The Rules of Solving Inequalities
Solving inequalities is just like solving equations, with one special rule to remember. Your goal is to get the variable (e.g., $x$) on its own.
Rules 1 & 2: The Basics
You can add or subtract any number from both sides, and the inequality symbol stays the same.
You can multiply or divide both sides by any positive number, and the symbol stays the same.
Rule 3: The Golden Rule!
If you multiply or divide both sides by a negative number, you MUST FLIP the inequality symbol.
Example: We know $6 > 4$.
Divide by -2: $\frac{6}{-2}$ and $\frac{4}{-2}$ becomes $-3$ and $-2$.
Now, $-3$ is less than $-2$, so we must flip the sign: $-3 < -2$.
Representing Solutions on a Number Line
A number line is a clear way to show the range of possible solutions.
Open Circle ($<$ or $>$)
Used for strict inequalities. It means the number itself is not included in the solution.
$x > 2$
Closed Circle ($\le$ or $\ge$)
Used for non-strict inequalities. It means the number itself is included in the solution.
$x \le -1$
Worked Examples
Example 1: Dividing by a Negative
Solve $-2x \ge 8$.
- To isolate $x$, divide both sides by -2.
- Because we are dividing by a negative number, we must flip the inequality sign from $\ge$ to $\le$.
- $\frac{-2x}{-2} \le \frac{8}{-2}$.
Answer: $x \le -4$
Example 2: Variables on Both Sides
Solve $5x + 2 > 3x + 10$.
- Collect $x$ terms on one side. Subtract $3x$ from both sides: $2x + 2 > 10$.
- Move constant terms. Subtract 2 from both sides: $2x > 8$.
- Isolate $x$. Divide by 2 (a positive number, so no sign flip).
Answer: $x > 4$
Tutor Insights
🤔 Common Misunderstandings
- Forgetting to flip the sign. This is the most common mistake by far. Always be alert when multiplying or dividing by a negative.
- Confusing open and closed circles.

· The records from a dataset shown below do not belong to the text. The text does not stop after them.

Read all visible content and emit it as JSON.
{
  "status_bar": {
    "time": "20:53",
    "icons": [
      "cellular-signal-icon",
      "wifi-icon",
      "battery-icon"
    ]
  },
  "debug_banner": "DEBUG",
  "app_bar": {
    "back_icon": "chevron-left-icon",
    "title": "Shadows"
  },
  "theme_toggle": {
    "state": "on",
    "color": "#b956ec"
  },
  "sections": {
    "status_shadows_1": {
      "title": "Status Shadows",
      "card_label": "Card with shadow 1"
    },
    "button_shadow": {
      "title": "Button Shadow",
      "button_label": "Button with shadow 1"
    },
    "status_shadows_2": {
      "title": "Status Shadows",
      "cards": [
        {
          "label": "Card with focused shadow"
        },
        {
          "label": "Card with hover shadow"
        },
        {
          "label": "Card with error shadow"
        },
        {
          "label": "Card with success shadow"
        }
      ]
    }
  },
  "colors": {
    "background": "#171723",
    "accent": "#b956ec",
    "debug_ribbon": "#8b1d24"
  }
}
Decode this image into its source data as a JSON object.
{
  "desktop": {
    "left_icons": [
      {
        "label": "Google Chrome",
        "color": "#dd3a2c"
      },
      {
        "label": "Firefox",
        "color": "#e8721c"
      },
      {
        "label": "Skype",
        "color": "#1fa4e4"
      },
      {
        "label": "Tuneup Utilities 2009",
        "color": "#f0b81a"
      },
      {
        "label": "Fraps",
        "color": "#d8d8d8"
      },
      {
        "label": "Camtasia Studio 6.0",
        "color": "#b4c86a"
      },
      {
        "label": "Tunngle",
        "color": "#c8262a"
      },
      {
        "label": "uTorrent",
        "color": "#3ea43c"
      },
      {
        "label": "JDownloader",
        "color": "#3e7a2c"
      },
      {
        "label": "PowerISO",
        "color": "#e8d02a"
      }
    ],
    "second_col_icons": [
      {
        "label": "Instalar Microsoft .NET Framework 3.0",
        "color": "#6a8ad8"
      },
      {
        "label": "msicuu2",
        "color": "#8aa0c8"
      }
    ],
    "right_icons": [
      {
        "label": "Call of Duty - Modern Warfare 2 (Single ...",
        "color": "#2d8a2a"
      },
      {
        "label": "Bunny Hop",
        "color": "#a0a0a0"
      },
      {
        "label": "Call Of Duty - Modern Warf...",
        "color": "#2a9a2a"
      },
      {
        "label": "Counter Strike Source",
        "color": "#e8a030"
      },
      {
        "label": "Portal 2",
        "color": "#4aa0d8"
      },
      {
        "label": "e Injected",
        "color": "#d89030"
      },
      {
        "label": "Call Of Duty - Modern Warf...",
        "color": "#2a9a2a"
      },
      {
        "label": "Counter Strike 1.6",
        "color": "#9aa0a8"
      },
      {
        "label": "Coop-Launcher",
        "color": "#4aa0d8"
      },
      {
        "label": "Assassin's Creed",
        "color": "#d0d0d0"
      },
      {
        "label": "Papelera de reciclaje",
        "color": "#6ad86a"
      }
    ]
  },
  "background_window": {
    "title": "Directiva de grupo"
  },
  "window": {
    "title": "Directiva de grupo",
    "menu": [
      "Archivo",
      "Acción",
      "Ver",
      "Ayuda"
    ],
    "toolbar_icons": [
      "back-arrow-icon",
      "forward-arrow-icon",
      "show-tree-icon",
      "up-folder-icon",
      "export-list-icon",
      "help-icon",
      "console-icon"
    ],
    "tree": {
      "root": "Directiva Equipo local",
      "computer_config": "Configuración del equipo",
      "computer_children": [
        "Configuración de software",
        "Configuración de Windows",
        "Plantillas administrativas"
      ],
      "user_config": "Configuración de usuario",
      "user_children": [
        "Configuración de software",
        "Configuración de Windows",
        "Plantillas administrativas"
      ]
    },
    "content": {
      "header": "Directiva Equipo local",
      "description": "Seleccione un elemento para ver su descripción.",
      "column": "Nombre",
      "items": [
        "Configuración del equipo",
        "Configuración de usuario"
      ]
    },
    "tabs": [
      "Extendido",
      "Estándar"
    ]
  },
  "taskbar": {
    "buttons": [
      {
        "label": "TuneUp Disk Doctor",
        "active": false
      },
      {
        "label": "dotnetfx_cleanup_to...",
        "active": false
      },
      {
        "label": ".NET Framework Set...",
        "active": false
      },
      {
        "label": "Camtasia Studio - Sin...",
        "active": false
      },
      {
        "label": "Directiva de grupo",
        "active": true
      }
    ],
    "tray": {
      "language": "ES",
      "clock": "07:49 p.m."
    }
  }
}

A good tip: if the symbol has a line underneath ($\le, \ge$), the circle is filled in.
📝 Common Exam Mistakes
- Sign errors during rearrangement.
- Incorrect circle type or arrow direction on the number line.
- Not labelling the number line with the correct boundary value.
Practice Questions
Solve each inequality and represent the solution on a number line.
- $3x \ge 21$
- $-4x > 8$
- $10 – x < 3$
- $3(x – 2) \le x + 4$
Show Answers
- $x \ge 7$
- $x < -2$
- $x > 7$
- $x \le 5$
FAQs
What’s the main difference between solving equations and inequalities?
The main difference is the special rule for inequalities: if you multiply or divide both sides by a negative number, you must flip the inequality symbol ($<$ becomes $>$, $\ge$ becomes $\le$, etc.). Also, equations usually have one specific solution, while inequalities have a range of solutions.
How do I remember if I need an open or closed circle?
Think of the line under the inequality symbol. If there’s a line ($\le$ or $\ge$), it means “or equal to”, so the number is included and the circle is closed (filled in). If there’s no line ($<$ or $>$), the number is not included, so the circle is open.